Lee pointed out that in a slowdown, good companies with strong balance sheets and clear strategy for mid to long-term growth offered opportunities for bargain hunting.
For instance, he said, if the interest rate cycle reaches its peak soon, it could have a positive impact on the relative valuation of a high-growth sector such as technology.
“However, we do not think the recovery is a steep one based on what we see now,” he added. He said the recovery is more likely to be slow and gradual.
Analysts and industry views on when the current decline will bottom out differ.
Globetronics issued a profit warning for the rest of the year with their Q1 results but Vitrox and Unisem have a more optimistic outlook.
Even Samsung, which announced production cuts in April, expects a recovery in the second half of the year.
Among the analysts, Lau said an improvement should come by the end of the year and a rebound in 2024.
However, Kenanga Research analyst Samuel Tan is more cautious, forecasting a turnaround only close to the end of the year, followed by a gradual recovery.

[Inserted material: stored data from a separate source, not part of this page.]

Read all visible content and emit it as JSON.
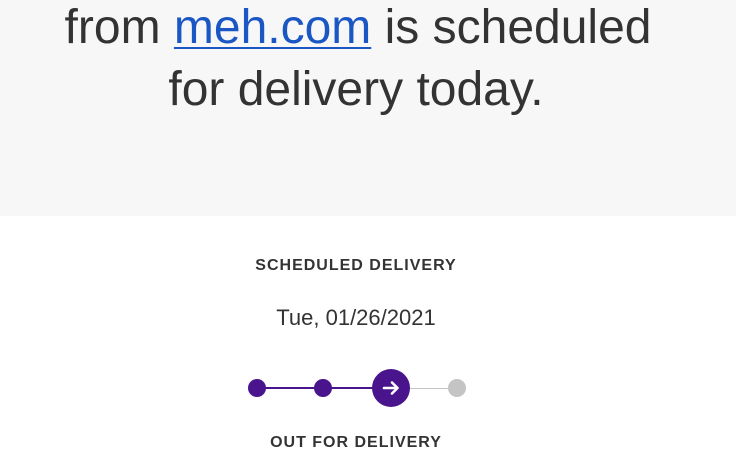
{
  "hero": {
    "line1_prefix": "from ",
    "sender_link": "meh.com",
    "line1_suffix": " is scheduled",
    "line2": "for delivery today."
  },
  "delivery": {
    "label": "SCHEDULED DELIVERY",
    "date": "Tue, 01/26/2021"
  },
  "progress": {
    "steps_completed": 2,
    "current_step": 3,
    "total_steps": 4,
    "status_label": "OUT FOR DELIVERY"
  },
  "colors": {
    "hero_background": "#f7f7f7",
    "link": "#1a56c4",
    "progress_active": "#4a148c",
    "progress_inactive": "#c4c4c4"
  },
  "icons": {
    "current_step": "arrow-right-icon"
  }
}
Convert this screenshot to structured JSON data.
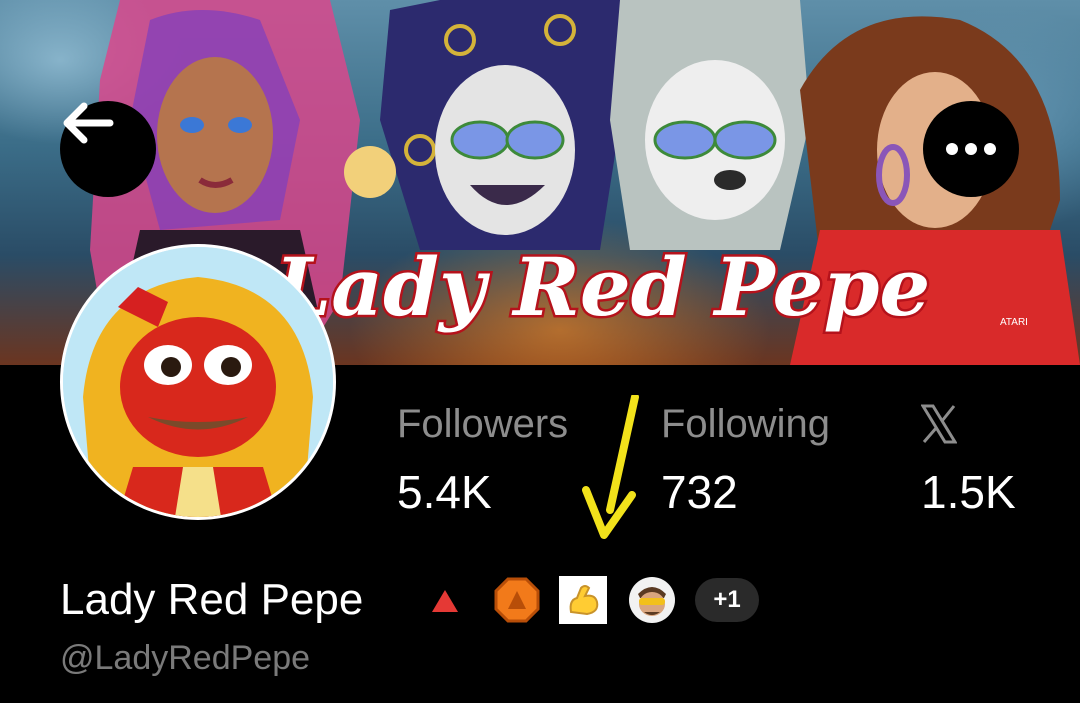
{
  "banner": {
    "title_art_text": "Lady Red Pepe",
    "shirt_text": "ATARI"
  },
  "nav": {
    "back_icon": "arrow-left-icon",
    "more_icon": "ellipsis-icon"
  },
  "stats": [
    {
      "label": "Followers",
      "value": "5.4K"
    },
    {
      "label": "Following",
      "value": "732"
    },
    {
      "label_icon": "x-logo-icon",
      "value": "1.5K"
    }
  ],
  "profile": {
    "display_name": "Lady Red Pepe",
    "handle": "@LadyRedPepe",
    "extra_badges": "+1"
  },
  "badges": [
    {
      "name": "red-triangle-icon",
      "color": "#e53935"
    },
    {
      "name": "orange-octagon-badge-icon",
      "color": "#f27a1a"
    },
    {
      "name": "flexed-biceps-emoji-icon",
      "color": "#ffcc33"
    },
    {
      "name": "user-avatar-badge-icon",
      "color": "#d9c7b0"
    }
  ],
  "annotation": {
    "arrow_color": "#f2e21b"
  }
}
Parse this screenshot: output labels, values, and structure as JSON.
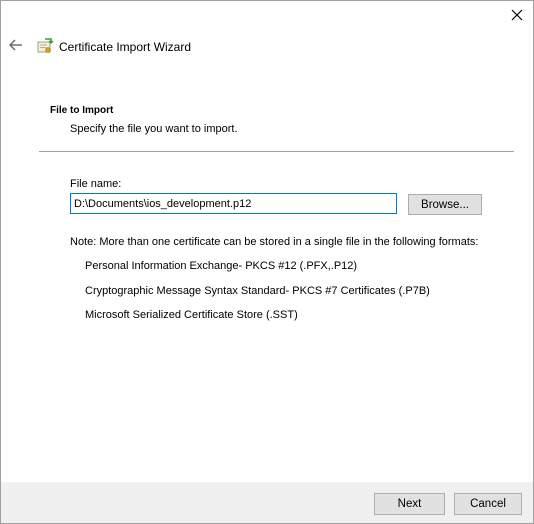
{
  "window": {
    "title": "Certificate Import Wizard"
  },
  "icons": {
    "close": "close-icon",
    "back": "back-arrow-icon",
    "wizard": "certificate-wizard-icon"
  },
  "page": {
    "heading": "File to Import",
    "subheading": "Specify the file you want to import.",
    "file_name_label": "File name:",
    "file_name_value": "D:\\Documents\\ios_development.p12",
    "browse_label": "Browse...",
    "note": "Note:  More than one certificate can be stored in a single file in the following formats:",
    "formats": [
      "Personal Information Exchange- PKCS #12 (.PFX,.P12)",
      "Cryptographic Message Syntax Standard- PKCS #7 Certificates (.P7B)",
      "Microsoft Serialized Certificate Store (.SST)"
    ]
  },
  "footer": {
    "next_label": "Next",
    "cancel_label": "Cancel"
  },
  "colors": {
    "input_border_focus": "#0078d7",
    "footer_bg": "#f0f0f0",
    "button_bg": "#e1e1e1",
    "button_border": "#adadad"
  }
}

In a note on April 28, he also called for caution on Unisem, pointing out that new capacity coming online in H2 2023 could raise operating costs.
Practice vice-president at Gartner Richard Gordon presents a new scenario for the future.
He said that in the long run, the semiconductor industry would fragment into smaller markets across various sectors.
“End-market demand will be less exposed to consumer discretionary spending and more to business capital spending. Supply chains will be more complex with many more intermediaries involved and varied channels to market,” he added.